Friday, October 23, 2009

Canceling application shutdown in WPF

I hate "Are you sure" type dialog boxes. Gratuitous use of them in software makes me want to do violence to whoever thought it was a good idea to put it in. That said, there are a few times where they make sense. For example, the application I'm working on now controls an instrument that may have some expensive, hard to replace, chemistry in it. Stopping the application while the instrument is in use may result in moderate financial loss, so in this case, it does make sense to alert the user to a possible undesired outcome and make sure they really want to proceed with the action.

The WPF Window class has a Closing event that fires when the window is closed. This event has an argument containing a Cancel property with a false default value. Setting this property to true inhibits the closing of the window. When this happens on the application’s MainWindow, this closing cancellation behavior applies to the application as a whole.

Some time ago, our application had code put in to pop up an “Are you sure?” style dialog and set the event's property as appropriate. The problem was it worked for some pathways through the code but not others. The lot fell to me to investigate. There are four ways to close the application: the Alt-F4 key, the task bar's Close option, the Close button in the window's title bar and an Exit menu option. All the methods worked except the Exit menu.

Digging into the code, the Exit method menu called the Shutdown method on the Application.Current object. This seemed like a reasonable thing to do and I went looking elsewhere for the problem. After spending time verifying there wasn't anything else odd in our code I came back to this method. On a hunch, I changed this to calling the Close method on Application.Current.MainWindow. This fixed the problem. I'm not sure why, but apparently the Shutdown method does something to inhibit the normal message processing of open windows.

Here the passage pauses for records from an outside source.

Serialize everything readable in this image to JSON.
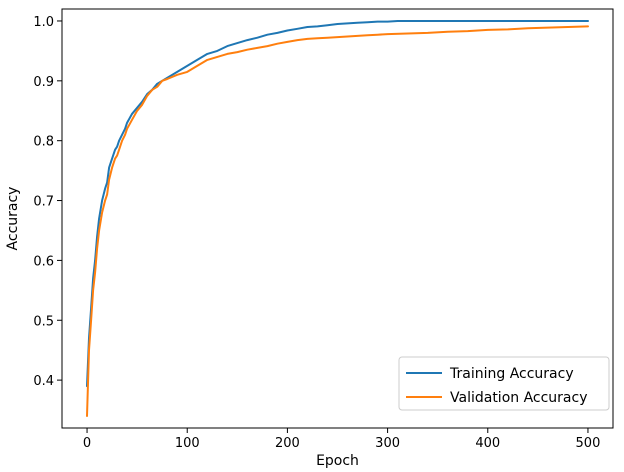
{
  "chart_data": {
    "type": "line",
    "title": "",
    "xlabel": "Epoch",
    "ylabel": "Accuracy",
    "xlim": [
      -25,
      525
    ],
    "ylim": [
      0.32,
      1.02
    ],
    "xticks": [
      0,
      100,
      200,
      300,
      400,
      500
    ],
    "yticks": [
      0.4,
      0.5,
      0.6,
      0.7,
      0.8,
      0.9,
      1.0
    ],
    "ytick_labels": [
      "0.4",
      "0.5",
      "0.6",
      "0.7",
      "0.8",
      "0.9",
      "1.0"
    ],
    "grid": false,
    "legend": {
      "placement": "lower-right"
    },
    "series": [
      {
        "name": "Training Accuracy",
        "color": "#1f77b4",
        "x": [
          0,
          2,
          4,
          6,
          8,
          10,
          12,
          15,
          18,
          20,
          22,
          25,
          28,
          30,
          32,
          35,
          38,
          40,
          45,
          50,
          55,
          60,
          65,
          70,
          75,
          80,
          90,
          100,
          110,
          120,
          130,
          140,
          150,
          160,
          170,
          180,
          190,
          200,
          210,
          220,
          230,
          240,
          250,
          260,
          270,
          280,
          290,
          300,
          310,
          320,
          330,
          340,
          350,
          375,
          400,
          425,
          450,
          475,
          500
        ],
        "y": [
          0.39,
          0.47,
          0.52,
          0.57,
          0.6,
          0.64,
          0.67,
          0.7,
          0.72,
          0.73,
          0.755,
          0.77,
          0.785,
          0.79,
          0.8,
          0.81,
          0.82,
          0.83,
          0.845,
          0.855,
          0.865,
          0.878,
          0.885,
          0.895,
          0.9,
          0.905,
          0.915,
          0.925,
          0.935,
          0.945,
          0.95,
          0.958,
          0.963,
          0.968,
          0.972,
          0.977,
          0.98,
          0.984,
          0.987,
          0.99,
          0.991,
          0.993,
          0.995,
          0.996,
          0.997,
          0.998,
          0.999,
          0.999,
          1.0,
          1.0,
          1.0,
          1.0,
          1.0,
          1.0,
          1.0,
          1.0,
          1.0,
          1.0,
          1.0
        ]
      },
      {
        "name": "Validation Accuracy",
        "color": "#ff7f0e",
        "x": [
          0,
          2,
          4,
          6,
          8,
          10,
          12,
          15,
          18,
          20,
          22,
          25,
          28,
          30,
          32,
          35,
          38,
          40,
          45,
          50,
          55,
          60,
          65,
          70,
          75,
          80,
          90,
          100,
          110,
          120,
          130,
          140,
          150,
          160,
          170,
          180,
          190,
          200,
          210,
          220,
          230,
          240,
          250,
          260,
          270,
          280,
          290,
          300,
          320,
          340,
          360,
          380,
          400,
          420,
          440,
          460,
          480,
          500
        ],
        "y": [
          0.34,
          0.45,
          0.5,
          0.55,
          0.58,
          0.62,
          0.65,
          0.68,
          0.7,
          0.71,
          0.735,
          0.755,
          0.77,
          0.775,
          0.785,
          0.8,
          0.81,
          0.82,
          0.835,
          0.85,
          0.86,
          0.875,
          0.885,
          0.89,
          0.9,
          0.903,
          0.91,
          0.915,
          0.925,
          0.935,
          0.94,
          0.945,
          0.948,
          0.952,
          0.955,
          0.958,
          0.962,
          0.965,
          0.968,
          0.97,
          0.971,
          0.972,
          0.973,
          0.974,
          0.975,
          0.976,
          0.977,
          0.978,
          0.979,
          0.98,
          0.982,
          0.983,
          0.985,
          0.986,
          0.988,
          0.989,
          0.99,
          0.991
        ]
      }
    ]
  }
}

I know this is typical behavior and it fixes my application for now, but from a design standpoint, I'm not too sure I like this. It seems like application level shutdown code in the Window is at the wrong layer. The Application class has an Exit event that's analogous to the Window's Close event however, this does not allow canceling the operation. In my opinion, the Application class should have an Exiting event with a Cancel property on the argument, similar to the Window class' Closing event.

In any case, if your application does not call the Closing event as you expect, first check to see how it's shutdown.

(25-June-2012: Minor edit for clarity.)

5 comments:

Anonymous said...

Thanks for your post it was very helpful. I was having the same problem.

Anonymous said...

Perfect. I'm not sure what resources base.exit() clears up, but it might be a good idea to add a property to your MainWindow that records !e.cancel in your MainWindow.Close event. Then, run MainWindow.Close(); if (MainWindow.ExitOK) base.Exit();

With that said, thank you so much for finding this. You probably just saved me a few hours of unpleasant debugging and cursing.

Harley Pebley said...

Glad to help Anonymous.

However, I'm not sure what you're referring to with the base.Exit() references.

Anonymous said...

I meant to say base.OnExit(e). Hopefully that clears things up.

In App.xaml.cs:

protected override void OnExit(ExitEventArgs e)
{
this.MainWindow.Close();
if (MainWindow.CloseOK) //my property recorded as !e.cancel)
base.OnExit(e);
}

Harley Pebley said...

Ah, right. I think I see the confusion. I edited the original article to clarify I changed the Exit menu's event handler and not the application's Exit event.

I could be wrong (it's been three years since I worked on this), but I don't think putting the call to the main window's Close method in the application's Exit event will keep the application from closing if the Window's Close event is cancelled. Once control gets to the Exit event, the application will be terminated. All you can do is set the exit code that's returned to the operating system.